I saw Stephen Spielberg's new movie, "War of the Worlds," at a press screening Monday night,and was disturbed by the message: Don't fight terror, and everything will work out. (Security was literally tighter than that for going to the White House to meet the President. No purses allowed. Three wandings by security.)
It's bad enough that Steven Spielberg is adding "balance" and factual inaccuracy to the story of the Israeli Mossad's efforts to assassinate terrorists who killed Israeli Olympic athletes -- in his upcoming film, "Vengeance" (I've detailed that here). It's bad enough that his message in "Vengeance" is that fighting terrorists and killing them is bad and doesn't work.

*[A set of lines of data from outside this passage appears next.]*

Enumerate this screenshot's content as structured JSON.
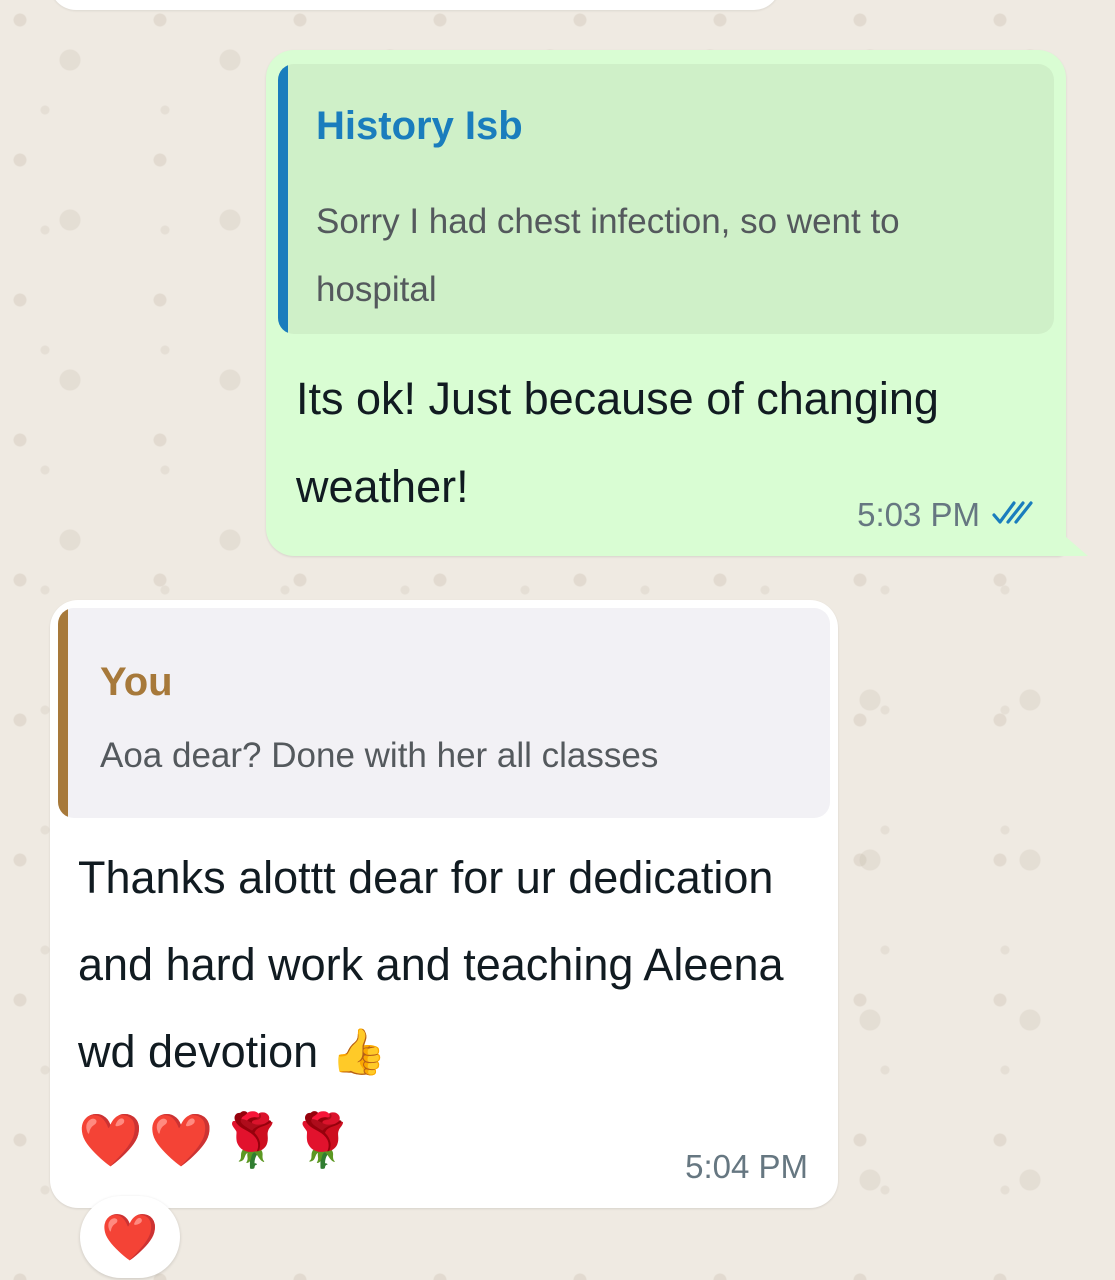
{
  "outgoing": {
    "quote_sender": "History Isb",
    "quote_text": "Sorry I had chest infection, so went to hospital",
    "text": "Its ok! Just because of changing weather!",
    "time": "5:03 PM",
    "status_icon": "double-check-read-icon",
    "colors": {
      "bubble": "#d9fdd3",
      "quote_bar": "#1a7dbd",
      "read_ticks": "#1a7dbd"
    }
  },
  "incoming": {
    "quote_sender": "You",
    "quote_text": "Aoa dear? Done with her all classes",
    "text": "Thanks alottt dear for ur dedication and hard work and teaching Aleena wd devotion 👍",
    "emojis": "❤️❤️🌹🌹",
    "time": "5:04 PM",
    "reaction": "❤️",
    "colors": {
      "bubble": "#ffffff",
      "quote_bar": "#a7793a"
    }
  }
}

But his similar message in "War of the Worlds" is arguably worse--because the movie, with fantastic special effects, is likely to be one of his bigger hits.
Spielberg said "War of the Worlds" is a parallel for 9/11 and serves as a "prism" through which to view 9/11, the War on Terror, and our presence in Iraq. The movie makes that very clear. People running from exploding and falling buildings, walls and kiosks covered with "missing" signs and pictures for those looking for lost relatives, people giving blood -- these are all 9/11 references.
But the message is: Don't fight terrorism. It will miraculously go away if you leave it alone and it breaths our air and culture. Puh-leeze. I'm sure Roger Ebert will just love it.
SPOILER ALERT: Not a big spoiler, but stop reading here, if you don't want to know about a part of the movie.
Soldiers, with their tanks, hummers, and assorted weapons are wasting their time fighting the alien terrorists. Their hummers come back empty and on fire.
For a significant part of the movie, Ray Ferrier (Tom Cruise) and his daughter are holed up in an old basement with Ogilvy (Tim Robbins). Robbins' character wants to fight the outer-space invaders or at least die trying. Ray doesn't want to. He just wants to be silent and wait it out. Because he and Ogilvy are at odds over the strategy to fight the alien terrorists, Ray murders Ogilvy. And magically, the invaders eventually die and go away at the end of the film because, as narrator Morgan Freeman says, they could not handle the bad things in our air, our environment, our culture. Our "spirit" won out over them.
But "spirit" alone does not beat terrorists. Fighting them does. And that involves going on the offense. Terrorists don't just give up and disappear. They are not aliens who can't handle our air. Hello? They live among us -- they're of the same species.
Screenwriter David Koepp says, "Certainly, there are a lot of political undertones and overtones. The political tones of this movie will emerge for themselves. In the '50s, 'War of the Worlds' was, 'My God, the commies are coming to get us.' Now it's about fear of terrorism. In other parts of the world, the new movie will be fear of American invasion. It will be clearly about the Iraq war for them," Koepp told the Chicago Sun-Times.
This outrageous statement is the Hollywood thinking. Yes, we evil Americans are like the murderous aliens in "War of the Worlds" to the people of Iraq. Forget about guys like Capt. Jon Powers, 27, who spent 420 days in Iraq, but instead of going home after he left the Army, is still there--on a mission to help the street children and orphans of Baghdad. In contrast, there are no kind aliens in Spielberg's "War of the Worlds."
Then, there is Tim Robbins. His character, Ogilvy, says occupations "never succeed ... . local insurgencies always bring you down." Gee there's no agenda there, right? Isn't this the same Tim Robbins, universal sensitive man and girlfriend to Susan Sarandon, who has tiraded against Bush and the War on Terror everywhere that will have him (excluding Cooperstown's Baseball Hall of Fame, thankfully)? Why, yes, it is.
Robbins says the movie's message is "how any kind of terror can change a peace-loving person in an instant." So now we are "war-mongers" because we've chosen to fight terrorism, instead of giving in to it, like the lucky idiots, a la Tom Cruise, in this movie?
That's exactly what Spielberg, Robbins, and their "War of the Worlds" want you to think. Ignore terrorism. Don't fight it. Stop being so "militant," and it will go away.